7. The method according to claim 5, wherein the amino acid residue 402 of the mutant FMO is formed by mutating valine residue 402 of the wild-type FMO to a methionine residue.

8. The method according to claim 4, wherein the amino acid residue 402 of the mutant FMO is formed by mutating valine residue 402 of the wild-type FMO to the arginine residue.

9. The method according to claim 4, wherein the amino acid residue 185 of the mutant FMO is formed by mutating methionine residue 185 of the wild-type FMO to a leucine residue, and the amino acid residue 402 of the mutant FMO is formed by mutating valine residue 402 of the wild-type FMO to an alanine residue.

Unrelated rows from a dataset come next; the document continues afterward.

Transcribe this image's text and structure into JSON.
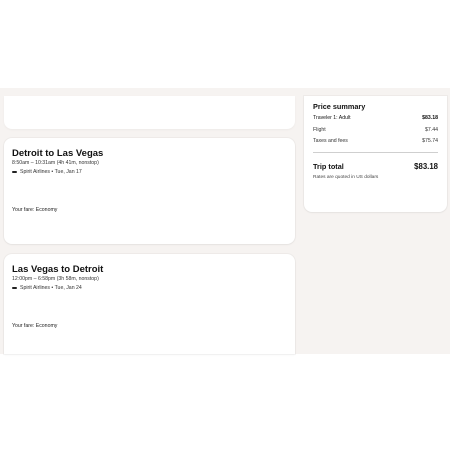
{
  "flights": [
    {
      "title": "Detroit to Las Vegas",
      "time": "8:50am – 10:31am (4h 41m, nonstop)",
      "airline_line": "Spirit Airlines • Tue, Jan 17",
      "fare": "Your fare: Economy"
    },
    {
      "title": "Las Vegas to Detroit",
      "time": "12:00pm – 6:58pm (3h 58m, nonstop)",
      "airline_line": "Spirit Airlines • Tue, Jan 24",
      "fare": "Your fare: Economy"
    }
  ],
  "price_summary": {
    "title": "Price summary",
    "traveler_label": "Traveler 1: Adult",
    "traveler_value": "$83.18",
    "flight_label": "Flight",
    "flight_value": "$7.44",
    "taxes_label": "Taxes and fees",
    "taxes_value": "$75.74",
    "total_label": "Trip total",
    "total_value": "$83.18",
    "note": "Rates are quoted in US dollars"
  },
  "icons": {
    "airline": "airline-logo-icon"
  },
  "colors": {
    "page_background": "#f6f3f1",
    "card_background": "#ffffff",
    "text": "#111111"
  }
}
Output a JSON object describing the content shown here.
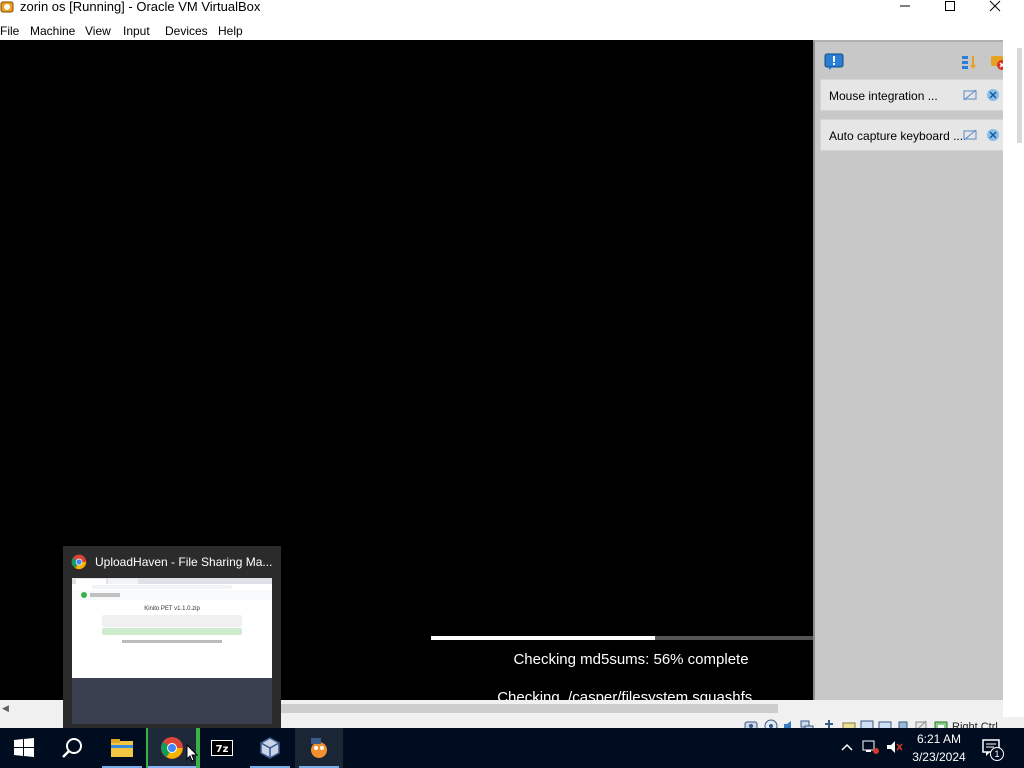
{
  "window": {
    "title": "zorin os [Running] - Oracle VM VirtualBox",
    "controls": [
      "minimize",
      "maximize",
      "close"
    ]
  },
  "menu": {
    "items": [
      "File",
      "Machine",
      "View",
      "Input",
      "Devices",
      "Help"
    ]
  },
  "vm": {
    "progress_percent": 56,
    "progress_text": "Checking md5sums: 56% complete",
    "checking_text": "Checking ./casper/filesystem.squashfs..."
  },
  "notifications": {
    "items": [
      {
        "label": "Mouse integration ..."
      },
      {
        "label": "Auto capture keyboard ..."
      }
    ]
  },
  "statusbar": {
    "host_key": "Right Ctrl"
  },
  "preview": {
    "title": "UploadHaven - File Sharing Ma...",
    "page_heading": "Kinito PET v1.1.0.zip"
  },
  "taskbar": {
    "apps": [
      "start",
      "search",
      "file-explorer",
      "chrome",
      "7zip",
      "virtualbox",
      "virtualbox-vm"
    ],
    "clock_time": "6:21 AM",
    "clock_date": "3/23/2024",
    "notification_count": "1"
  },
  "colors": {
    "taskbar_bg": "#000d20",
    "panel_bg": "#c8c8c8",
    "accent_green": "#3bb14a",
    "progress_fill": "#ffffff"
  }
}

10. The method according to claim 1, wherein the indigoid compound is selected from the group consisting of: indigo, indirubin, and a combination thereof.

11. The method according to claim 9, wherein the bacterial culture medium comprising tryptophan further comprises cysteine.

12. The method according to claim 1, wherein the mutant FMO is expressed in Escherichia coli XL-1 Blue.

13. The method according to claim 1, wherein in step (b), the predetermined time is at least 24 hours.

14. A recombinant polypeptide for increasing production of an indigoid compound, comprising an amino acid sequence selected from the group consisting of: SEQ ID NO:1, SEQ ID NO:2, SEQ ID NO:3, SEQ ID NO:13, and SEQ ID NO:14.

15. The recombinant polypeptide according to claim 13, which is a polypeptide of a mutant FMO.

16. The recombinant polypeptide according to claim 14, wherein the amino acid sequence of SEQ ID NO:1 is formed by mutating methionine residue 185 of a wild-type FMO to a valine residue.

17. The recombinant polypeptide according to claim 14, wherein the amino acid sequence of SEQ ID NO:2 is formed by mutating valine residue 402 of a wild-type FMO to a methionine residue.

18. The recombinant polypeptide according to claim 14, wherein the amino acid sequence of SEQ ID NO:3 is formed by mutating methionine residue 185 of a wild-type FMO to a valine residue, and by mutating valine residue 402 of the wild-type FMO to a methionine residue.

19. The recombinant polypeptide according to claim 14, wherein the amino acid sequence of SEQ ID NO:13 is formed by mutating valine residue 402 of the wild-type FMO to the arginine residue.

20. The recombinant polypeptide according to claim 14, wherein the amino acid sequence of SEQ ID NO:14 is formed by mutating methionine residue 185 of a wild-type FMO to a leucine residue, and by mutating valine residue 402 of the wild-type FMO to an alanine residue.